Em 2012, Aliyah passou pelo Festival de Cannes sem fazer muito alarde. Recebeu elogios da crítica ao estrear, no ano seguinte, nos Estados Unidos e demorou mais dois para chegar ao Brasil, ainda assim em circuito dos mais restritos, apenas no Rio de Janeiro, São Paulo e Brasília.

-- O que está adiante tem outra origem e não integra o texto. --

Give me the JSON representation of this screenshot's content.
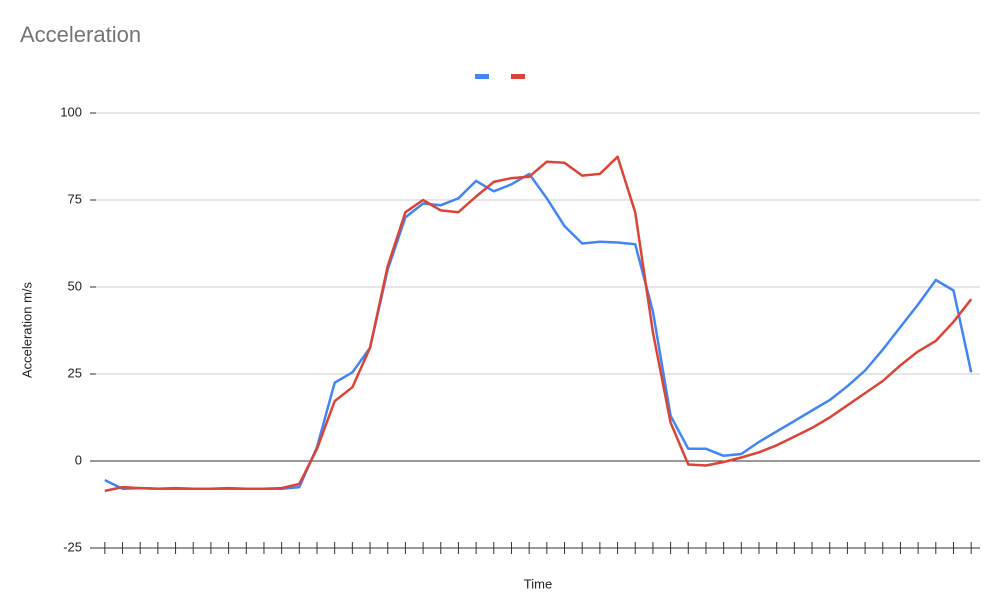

Os atrativos do filme são suficientes para fazer o esforço e procurar a sessão caso você more em uma das cidades onde o filme está em cartaz. Pio Marmaï é o protagonista, Alex, traficante de drogas cansado da vida criminosa parisiense e que vê uma esperança de mudar de vida quando um amigo conta seus planos de abrir um restaurante em Tel Aviv. É um papel difícil, mas o ator, um dos mais interessantes entre os novos talentos franceses (como também pode ser visto na comédia Beijei Uma Garota), defende muito bem, mantendo o personagem entre o frágil e o ameaçador.

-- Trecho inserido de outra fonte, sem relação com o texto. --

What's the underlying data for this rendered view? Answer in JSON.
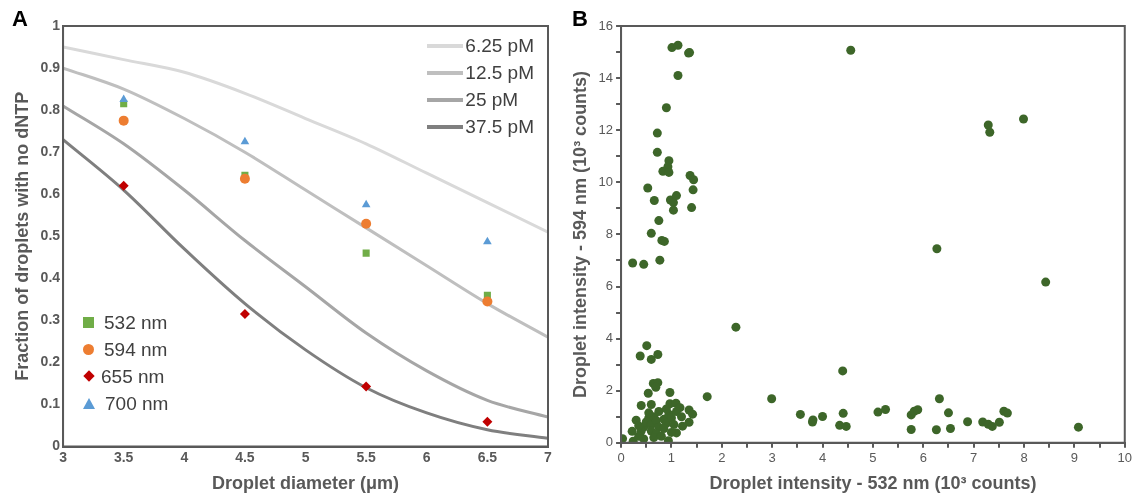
{
  "chart_data": [
    {
      "type": "scatter",
      "title": "A",
      "xlabel": "Droplet diameter (μm)",
      "ylabel": "Fraction of droplets with no dNTP",
      "xlim": [
        3,
        7
      ],
      "xticks": [
        3,
        3.5,
        4,
        4.5,
        5,
        5.5,
        6,
        6.5,
        7
      ],
      "ylim": [
        0,
        1
      ],
      "yticks": [
        0,
        0.1,
        0.2,
        0.3,
        0.4,
        0.5,
        0.6,
        0.7,
        0.8,
        0.9,
        1
      ],
      "grid": false,
      "legend": "top right",
      "x": [
        3.5,
        4.5,
        5.5,
        6.5
      ],
      "series": [
        {
          "name": "6.25 pM",
          "type": "line",
          "marker": "none",
          "color": "#d9d9d9",
          "x": [
            3,
            3.5,
            4,
            4.5,
            5,
            5.5,
            6,
            6.5,
            7
          ],
          "values": [
            0.95,
            0.92,
            0.89,
            0.84,
            0.78,
            0.72,
            0.65,
            0.58,
            0.51
          ]
        },
        {
          "name": "12.5 pM",
          "type": "line",
          "marker": "none",
          "color": "#bfbfbf",
          "x": [
            3,
            3.5,
            4,
            4.5,
            5,
            5.5,
            6,
            6.5,
            7
          ],
          "values": [
            0.9,
            0.85,
            0.78,
            0.7,
            0.61,
            0.52,
            0.43,
            0.34,
            0.26
          ]
        },
        {
          "name": "25 pM",
          "type": "line",
          "marker": "none",
          "color": "#a6a6a6",
          "x": [
            3,
            3.5,
            4,
            4.5,
            5,
            5.5,
            6,
            6.5,
            7
          ],
          "values": [
            0.81,
            0.72,
            0.61,
            0.49,
            0.38,
            0.27,
            0.18,
            0.11,
            0.07
          ]
        },
        {
          "name": "37.5 pM",
          "type": "line",
          "marker": "none",
          "color": "#7f7f7f",
          "x": [
            3,
            3.5,
            4,
            4.5,
            5,
            5.5,
            6,
            6.5,
            7
          ],
          "values": [
            0.73,
            0.61,
            0.47,
            0.34,
            0.23,
            0.14,
            0.08,
            0.04,
            0.02
          ]
        },
        {
          "name": "532 nm",
          "marker": "square",
          "color": "#70ad47",
          "values": [
            0.815,
            0.645,
            0.46,
            0.36
          ]
        },
        {
          "name": "594 nm",
          "marker": "circle",
          "color": "#ed7d31",
          "values": [
            0.775,
            0.637,
            0.53,
            0.345
          ]
        },
        {
          "name": "655 nm",
          "marker": "diamond",
          "color": "#c00000",
          "values": [
            0.62,
            0.315,
            0.143,
            0.059
          ]
        },
        {
          "name": "700 nm",
          "marker": "triangle",
          "color": "#5b9bd5",
          "values": [
            0.825,
            0.725,
            0.575,
            0.487
          ]
        }
      ]
    },
    {
      "type": "scatter",
      "title": "B",
      "xlabel": "Droplet intensity - 532 nm (10³ counts)",
      "ylabel": "Droplet intensity - 594 nm (10³ counts)",
      "xlim": [
        0,
        10
      ],
      "xticks": [
        0,
        {
          "value": 0.5,
          "label": null
        },
        1,
        {
          "value": 1.5,
          "label": null
        },
        2,
        {
          "value": 2.5,
          "label": null
        },
        3,
        {
          "value": 3.5,
          "label": null
        },
        4,
        {
          "value": 4.5,
          "label": null
        },
        5,
        {
          "value": 5.5,
          "label": null
        },
        6,
        {
          "value": 6.5,
          "label": null
        },
        7,
        {
          "value": 7.5,
          "label": null
        },
        8,
        {
          "value": 8.5,
          "label": null
        },
        9,
        {
          "value": 9.5,
          "label": null
        },
        10
      ],
      "ylim": [
        0,
        16
      ],
      "yticks": [
        0,
        {
          "value": 1,
          "label": null
        },
        2,
        {
          "value": 3,
          "label": null
        },
        4,
        {
          "value": 5,
          "label": null
        },
        6,
        {
          "value": 7,
          "label": null
        },
        8,
        {
          "value": 9,
          "label": null
        },
        10,
        {
          "value": 11,
          "label": null
        },
        12,
        {
          "value": 13,
          "label": null
        },
        14,
        {
          "value": 15,
          "label": null
        },
        16
      ],
      "grid": false,
      "legend": false,
      "marker": "circle",
      "series": [
        {
          "color": "#3d6629",
          "x": [
            1.01,
            1.13,
            1.34,
            1.36,
            1.13,
            0.9,
            0.72,
            0.72,
            0.95,
            0.93,
            0.83,
            0.95,
            1.37,
            1.44,
            0.53,
            1.43,
            0.66,
            0.98,
            1.04,
            1.1,
            1.04,
            1.4,
            0.75,
            0.6,
            0.81,
            0.86,
            4.56,
            7.29,
            7.32,
            7.99,
            6.27,
            0.23,
            0.45,
            0.77,
            8.43,
            2.28,
            0.51,
            0.38,
            0.6,
            0.73,
            4.4,
            0.64,
            0.73,
            0.69,
            0.97,
            0.54,
            0.4,
            0.6,
            1.71,
            2.99,
            3.56,
            3.8,
            3.81,
            4.0,
            4.41,
            4.34,
            4.47,
            5.1,
            5.25,
            5.76,
            5.82,
            5.89,
            6.32,
            6.5,
            5.76,
            6.26,
            6.54,
            6.88,
            7.18,
            7.29,
            7.37,
            7.51,
            7.6,
            7.67,
            9.08,
            0.97,
            1.09,
            1.17,
            1.35,
            1.42,
            1.35,
            1.22,
            1.1,
            0.94,
            0.03,
            0.22,
            0.3,
            0.24,
            0.45,
            0.5,
            0.55,
            0.6,
            0.65,
            0.7,
            0.75,
            0.85,
            0.9,
            0.95,
            1.0,
            0.6,
            0.7,
            0.4,
            0.35,
            0.55,
            0.75,
            0.85,
            1.05,
            1.1,
            0.65,
            0.45,
            0.35,
            0.9,
            1.0,
            1.2,
            0.8
          ],
          "values": [
            15.17,
            15.26,
            14.96,
            14.98,
            14.1,
            12.86,
            11.89,
            11.15,
            10.83,
            10.6,
            10.42,
            10.38,
            10.26,
            10.1,
            9.78,
            9.71,
            9.3,
            9.32,
            9.22,
            9.49,
            8.93,
            9.03,
            8.53,
            8.04,
            7.77,
            7.73,
            15.07,
            12.2,
            11.92,
            12.43,
            7.45,
            6.9,
            6.85,
            7.01,
            6.17,
            4.44,
            3.73,
            3.33,
            3.2,
            3.39,
            2.76,
            2.28,
            2.31,
            2.13,
            1.93,
            1.9,
            1.43,
            1.47,
            1.77,
            1.69,
            1.09,
            0.8,
            0.88,
            1.01,
            1.13,
            0.67,
            0.63,
            1.18,
            1.28,
            1.07,
            1.21,
            1.27,
            1.69,
            1.15,
            0.51,
            0.5,
            0.55,
            0.81,
            0.8,
            0.71,
            0.63,
            0.79,
            1.21,
            1.14,
            0.6,
            1.5,
            1.52,
            1.35,
            1.26,
            1.1,
            0.79,
            0.64,
            0.38,
            0.08,
            0.16,
            0.44,
            0.87,
            0.06,
            0.6,
            0.8,
            0.95,
            0.7,
            1.0,
            0.85,
            0.6,
            0.9,
            0.75,
            1.1,
            0.95,
            0.45,
            0.35,
            0.45,
            0.65,
            1.15,
            1.2,
            0.55,
            0.7,
            1.2,
            0.2,
            0.15,
            0.25,
            1.3,
            0.4,
            1.0,
            0.25
          ]
        }
      ]
    }
  ]
}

Numa das cenas, Alex, revela que quer ir embora porque, em sua cidade, “ninguém pede para ele ficar”. Poderia soar melodramático demais, mas a construção do filme é tão precisa que sustenta a afirmação. Seu irmão mais velho, Isaac (Cédric Kahn), é um estorvo. O pai, que aparece em uma única cena de cortar o coração, lhe é indiferente. Sua antiga namorada está prestes a casar, e quando Jeanne (Adèle Haenel) entra na jogada, pode já ser tarde demais.

Em seu primeiro longa-metragem, o diretor e roteirista Elie Wajeman sabe usar o entrelaçamento destas relações para desenvolver a trajetória de seu personagem principal e prender a atenção do público, que torce pela redenção de Alex mesmo este contando com muito pouco a seu favor. A busca pela segunda chance é, afinal, um dos temas universais.

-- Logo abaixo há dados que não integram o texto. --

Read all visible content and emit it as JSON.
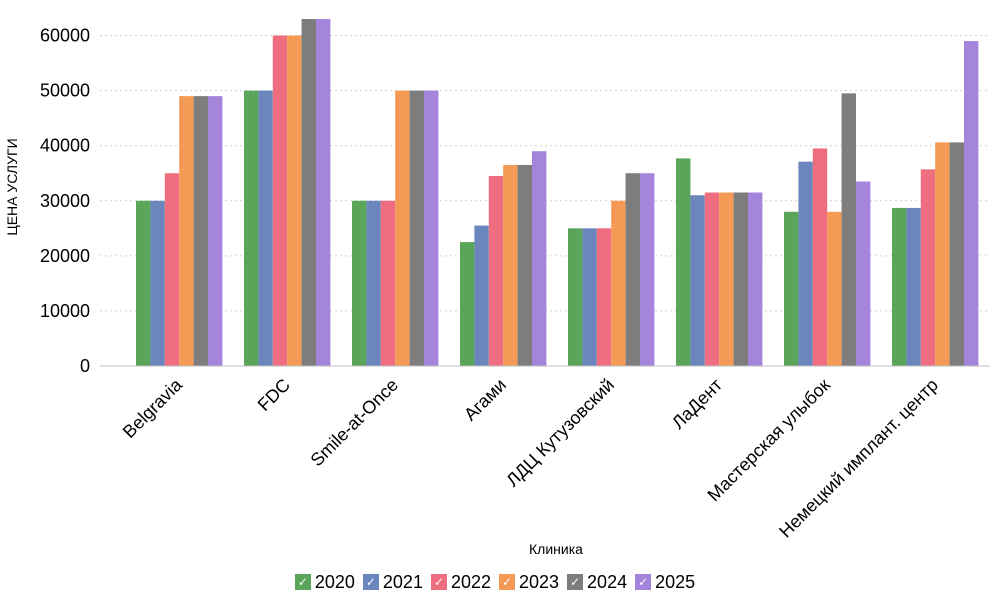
{
  "chart_data": {
    "type": "bar",
    "title": "",
    "xlabel": "Клиника",
    "ylabel": "ЦЕНА УСЛУГИ",
    "ylim": [
      0,
      65000
    ],
    "yticks": [
      0,
      10000,
      20000,
      30000,
      40000,
      50000,
      60000
    ],
    "grid": true,
    "legend_position": "bottom",
    "categories": [
      "Belgravia",
      "FDC",
      "Smile-at-Once",
      "Агами",
      "ЛДЦ Кутузовский",
      "ЛаДент",
      "Мастерская улыбок",
      "Немецкий имплант. центр"
    ],
    "series": [
      {
        "name": "2020",
        "color": "#5aa55a",
        "values": [
          30000,
          50000,
          30000,
          22500,
          25000,
          37700,
          28000,
          28700
        ]
      },
      {
        "name": "2021",
        "color": "#6a86bd",
        "values": [
          30000,
          50000,
          30000,
          25500,
          25000,
          31000,
          37100,
          28700
        ]
      },
      {
        "name": "2022",
        "color": "#ee6d7e",
        "values": [
          35000,
          60000,
          30000,
          34500,
          25000,
          31500,
          39500,
          35700
        ]
      },
      {
        "name": "2023",
        "color": "#f49a55",
        "values": [
          49000,
          60000,
          50000,
          36500,
          30000,
          31500,
          28000,
          40600
        ]
      },
      {
        "name": "2024",
        "color": "#7d7d7d",
        "values": [
          49000,
          63000,
          50000,
          36500,
          35000,
          31500,
          49500,
          40600
        ]
      },
      {
        "name": "2025",
        "color": "#a585db",
        "values": [
          49000,
          63000,
          50000,
          39000,
          35000,
          31500,
          33500,
          59000
        ]
      }
    ]
  },
  "legend": {
    "check_glyph": "✓",
    "items": [
      {
        "label": "2020",
        "color": "#5aa55a"
      },
      {
        "label": "2021",
        "color": "#6a86bd"
      },
      {
        "label": "2022",
        "color": "#ee6d7e"
      },
      {
        "label": "2023",
        "color": "#f49a55"
      },
      {
        "label": "2024",
        "color": "#7d7d7d"
      },
      {
        "label": "2025",
        "color": "#a585db"
      }
    ]
  }
}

Wajeman sai-se tão bem em sua estreia que ganhou cacife para contar com dois grandes astros do cinema francês em seu próximo filme, previsto para estrear em seu país de origem no final do ano. Les Anarchistes é um drama de época com Tahar Rahim (Um Profeta e Samba) e Adéle Exarchopoulos (Azul é a Cor Mais Quente). Que demore menos pra chegar aqui.